An alternative tantalizing speculation is that the resveratrol-induced reduction in plaques may be through cysteine or resveratrol chelation of copper or zinc. Cysteine chelates copper (Baker and Czarnecki-Maulden, 1987
; Cakir et al., 2001
; Hallman et al., 1971
; Li and Manning, 1955
) and zinc (Baker and Czarnecki-Maulden, 1987
; Cakir et al., 2001
; Chen and Liao, 2003
; Hallman et al., 1971
; Li and Manning, 1955
). The chelation appears pharmacologically important. Resveratrol inhibits human low density lipoproteins (LDL) oxidation by chelating copper (Frankel et al., 1993
; Belguendouz et al., 1997
; Fremont et al., 1999
). Cu and Zn are enriched in amyloid β deposits in AD, which are solubilized by Cu/Zn-selective chelators in vitro
. A bioavailable Cu/Zn chelator decreases brain amyloid-β deposition by 49% (Cherny et al., 2001
). Thus, the resveratrol induced increase in cysteine may help to reduce plaques by chelation of copper in a manner shown for studies of Cu/Zn chelators.

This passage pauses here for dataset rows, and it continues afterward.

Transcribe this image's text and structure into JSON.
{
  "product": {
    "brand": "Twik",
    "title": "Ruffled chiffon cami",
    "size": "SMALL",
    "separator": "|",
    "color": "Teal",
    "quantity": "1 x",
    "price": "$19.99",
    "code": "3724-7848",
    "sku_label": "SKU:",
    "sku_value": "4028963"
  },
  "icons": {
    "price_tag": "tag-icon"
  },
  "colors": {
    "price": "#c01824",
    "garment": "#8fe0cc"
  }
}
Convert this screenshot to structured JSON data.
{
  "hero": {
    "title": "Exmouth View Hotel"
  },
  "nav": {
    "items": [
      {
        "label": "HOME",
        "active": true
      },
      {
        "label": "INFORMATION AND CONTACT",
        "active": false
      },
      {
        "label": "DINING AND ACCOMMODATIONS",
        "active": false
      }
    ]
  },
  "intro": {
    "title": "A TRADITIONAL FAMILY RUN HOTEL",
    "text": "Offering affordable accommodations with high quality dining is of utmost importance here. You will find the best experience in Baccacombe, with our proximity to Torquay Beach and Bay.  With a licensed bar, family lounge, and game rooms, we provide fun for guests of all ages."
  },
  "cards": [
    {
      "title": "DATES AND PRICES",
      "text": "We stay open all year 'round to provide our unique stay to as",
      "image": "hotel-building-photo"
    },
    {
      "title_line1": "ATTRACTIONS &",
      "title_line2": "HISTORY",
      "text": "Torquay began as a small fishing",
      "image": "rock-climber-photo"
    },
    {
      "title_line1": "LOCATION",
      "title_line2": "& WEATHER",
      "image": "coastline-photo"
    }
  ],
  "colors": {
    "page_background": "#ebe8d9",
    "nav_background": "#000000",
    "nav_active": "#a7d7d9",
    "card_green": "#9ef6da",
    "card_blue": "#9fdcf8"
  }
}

In conclusion, our results demonstrate that resveratrol treatment for 45 days reduced the plaque pathology in a region specific manner, decreased brain glutathione and increased its precursor product cysteine. Further studies need to be conducted to elucidate the precise mechanism(s) by which resveratrol reduces Aβ pathology and alters brain glutathione status. This study supports an important concept that onset of neurodegenerative disease may be delayed or mitigated with use of dietary chemo-preventive agents that protect against β-amyloid plaque formation and oxidative stress.